Brazil presidential front-runner vows to close Palestinian embassy
‘Palestine is not a country,’ declares Jair Bolsonaro, who also says he will move Brasilia’s embassy to Jerusalem if elected
RIO DE JANEIRO, Brazil (JTA) — Brazil’s front-running presidential candidate has announced he will close the Palestinian embassy in Brasilia in addition to moving his country’s embassy from Tel Aviv to Jerusalem.
“Is Palestine a country? Palestine is not a country, so there should be no embassy here,” Jair Bolsonaro, a lawmaker from the Social Liberal Party, declared on Tuesday when the National Congress reopened after a three-week recess. “You do not negotiate with terrorists,” he added.
He particularly slammed the fact that Palestinian Authority diplomatic representation is located less than two miles (3.2 kilometers) from the Planalto Palace, Brazil’s government headquarters.
The right-wing lawmaker is a strong admirer and supporter of Israel. Elections are scheduled to be held in Brazil on October 7.
Brazil recognized Palestine as an independent state in 2010 as part of former far-left President Luis Inacio Lula da Silva’s alignment with extremist governments such as Iran and Libya. At that time, Brazil donated $10 million to the Hamas terror group, which rules the Gaza Strip and is vowed to Israel’s destruction. Lula’s political heir, Dilma Rousseff, continued the anti-Israel sentiment during her term until she was impeached in 2016.

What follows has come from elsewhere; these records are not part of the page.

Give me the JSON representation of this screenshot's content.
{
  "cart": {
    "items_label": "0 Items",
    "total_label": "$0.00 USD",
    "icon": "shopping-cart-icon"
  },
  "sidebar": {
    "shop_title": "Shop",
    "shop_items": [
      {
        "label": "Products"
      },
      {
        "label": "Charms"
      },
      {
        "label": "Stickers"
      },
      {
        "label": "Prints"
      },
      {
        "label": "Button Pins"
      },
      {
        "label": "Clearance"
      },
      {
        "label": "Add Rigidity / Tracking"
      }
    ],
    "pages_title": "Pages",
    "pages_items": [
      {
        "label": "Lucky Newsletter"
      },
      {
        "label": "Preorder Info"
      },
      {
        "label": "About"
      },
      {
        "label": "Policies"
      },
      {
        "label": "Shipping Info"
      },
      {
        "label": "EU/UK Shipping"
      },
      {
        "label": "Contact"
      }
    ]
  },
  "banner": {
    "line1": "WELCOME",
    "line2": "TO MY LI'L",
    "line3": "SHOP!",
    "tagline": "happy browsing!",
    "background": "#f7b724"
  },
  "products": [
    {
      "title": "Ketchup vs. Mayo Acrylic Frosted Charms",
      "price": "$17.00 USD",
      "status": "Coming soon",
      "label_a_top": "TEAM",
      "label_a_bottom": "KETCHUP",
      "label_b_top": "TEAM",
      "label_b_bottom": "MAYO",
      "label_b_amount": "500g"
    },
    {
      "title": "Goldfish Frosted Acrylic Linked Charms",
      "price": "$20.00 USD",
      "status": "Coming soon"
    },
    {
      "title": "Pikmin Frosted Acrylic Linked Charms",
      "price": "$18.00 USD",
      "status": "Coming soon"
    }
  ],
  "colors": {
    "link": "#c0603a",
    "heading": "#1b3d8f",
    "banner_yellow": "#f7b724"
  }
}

Bolsonaro, a 62-year-old conservative politician who appears to be as pro-Israel as he is anti-gay and pro-law and order — nicknamed “Brazil’s Trump” — said he will seek to broaden the dialogue with Israel, the United States and Europe.
The candidate has participated in a handful of television interviews in recent weeks, where he bragged that he has never been accused of corruption during his nearly 30-year political career and also repeated that he intends to move the Brazilian embassy to Jerusalem.
Like evangelical and deeply conservative politicians in the United States, Bolsonaro is divisive among Jewish voters, who tend to be socially liberal but want their representatives to be strongly pro-Israel.
“My heart is green, yellow, blue and white,” Bolsonaro said to an audience of 400 at the Hebraica club in Rio in 2017 in a reference to the Israeli and Brazilian flags. He won big applause as he hailed the Jewish state for its power and social welfare system, saying it should inspire Latin America’s largest nation.
Bolsonaro’s passionate supporters often refer to him by the nickname “Mito,” from the word myth or legend. With over 5.5 million Facebook followers, Bolsonaro was the top vote-getter among 46 congressmen elected from the area in 2014 and won his sixth consecutive term in 24 years. His three sons, also politicians, have been repeatedly photographed wearing T-shirts with messages in Hebrew.
Brazil’s leftist workers’ party, or PT, has launched the official campaign backing Lula for president despite the fact that the charismatic former head of state is currently serving a 12-year prison sentence for corruption and money laundering and in all likelihood will not be on the ballot.
Local research institutes are carrying out polls with and without Lula, who ruled from 2003 to 2011, as an option. All polls that include his name have him tied with Bolsonaro.